Tuesday, April 01, 2008

Peanut, peanut butter. And jelly!

Yesterday I was talking to a woman at church who has a son William's age. She was trying to convince some of us to take home a batch of banana nut muffins because her son is allergic to peanuts. He had two episodes where he broke out into severe hives and got all swollen up when coming into accidental contact with nuts, and the resulting allergy tests confirmed it. She has to carry around an epi pen in case anything ever happens again.

Yikes. Thank God William doesn't have any food allergies. That we know of, anyway. Do you know how many things have nuts or "traces of nuts" in them? It's insane. We bought a big bag of dried blueberries at Costco, and written in menacing type on the bag of the back was "May contain nuts or nut products." Dried blueberries! It never even would have occurred to me that I'd need to keep a child away from dried blueberries for food-allergy reasons.

We have a no-nuts policy here at our house until William turns three. David says that the literature suggests a link between several autoimmune conditions--eczema and asthma and some food allergies--so it's better to just be proactive about it and limit his diet until then. And William has mild asthma and mild eczema, so the possibility of also having a food allergy is very real. But neither of us have any family history of food allergies, including tree nut allergies, and we've both speculated that William has come into contact with or accidentally eaten nuts in the past anyway.
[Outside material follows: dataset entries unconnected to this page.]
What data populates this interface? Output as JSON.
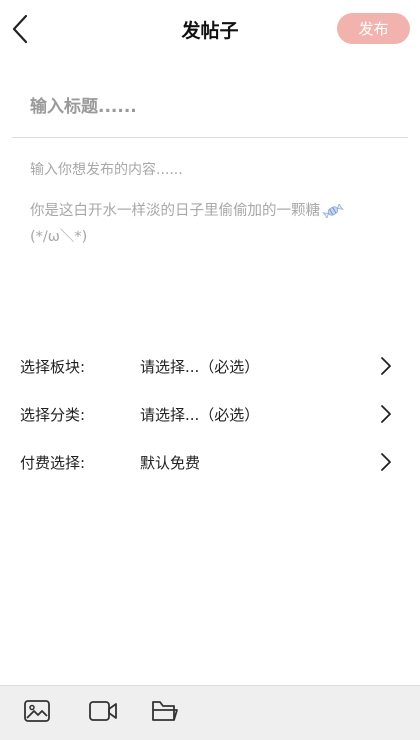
{
  "header": {
    "title": "发帖子",
    "publish_label": "发布",
    "back_icon": "chevron-left-icon"
  },
  "colors": {
    "publish_bg": "#f2b3ae",
    "placeholder": "#9a9a9a",
    "toolbar_bg": "#efefef"
  },
  "form": {
    "title_placeholder": "输入标题......",
    "content_placeholder": "输入你想发布的内容......",
    "hint": "你是这白开水一样淡的日子里偷偷加的一颗糖",
    "hint_emoticon": "(*/ω＼*)",
    "hint_icon": "candy-icon"
  },
  "options": [
    {
      "label": "选择板块:",
      "value": "请选择...（必选）",
      "icon": "chevron-right-icon"
    },
    {
      "label": "选择分类:",
      "value": "请选择...（必选）",
      "icon": "chevron-right-icon"
    },
    {
      "label": "付费选择:",
      "value": "默认免费",
      "icon": "chevron-right-icon"
    }
  ],
  "toolbar": {
    "icons": [
      "image-icon",
      "video-icon",
      "folder-icon"
    ]
  }
}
So at this point, it's mostly just a "better safe than sorry" policy. His school has a "no nuts" policy, too, so it's just as easy to keep all aspects of his life officially nut-free.

Still. I always ask about nuts when people offer him food. And I don't even bother to buy things or make things with nuts in them. It's just not worth the hassle of trying to keep them away from William. If he saw me eating, say, almonds or peanuts or banana nut muffins, he would want some too. That's how it always goes. But David realized about eight months ago that Chick-Fil-A fries its food in peanut oil, and well, we all know how I feel about Chick-Fil-A so it almost goes without saying that William has eaten there pretty regularly since we moved to Nashville. And he's eaten other foods that we only belatedly realized may have contained "traces of nuts or nut products."

So I can't wait for the day when William turns three and we can (hopefully) be a little less cautious. I cant' wait 'til I can finally start giving him peanut butter crackers. They're so easy to carry around. And honestly, I would be sad if my son missed out on peanut-butter sandwiches. I think that, done right, a PBJ or PBB (peanut butter with banana) is one of the great small joys in life. You know, really good whole-wheat bread lightly toasted, some thick blackberry jelly or preserves, a nice chunky layer of crunchy peanut butter. Mmmm. Strawberry preserves would be okay, too. And if I really had to, I'd settle for creamy peanut butter. Ah. Sometimes, that just hits the spot like almost nothing else.

In fact, I may have to go fix myself one now. William's napping. It's okay.

2 comments:

Anonymous said...

Mmmmmmm PBB. Ok, I'm going to have to have one of those...

JenFen said...

Okay don't tell David but Jadyn has been eating nuts and PB for awhile now. It's SO much harder to keep it away from second children when your first is already eating it.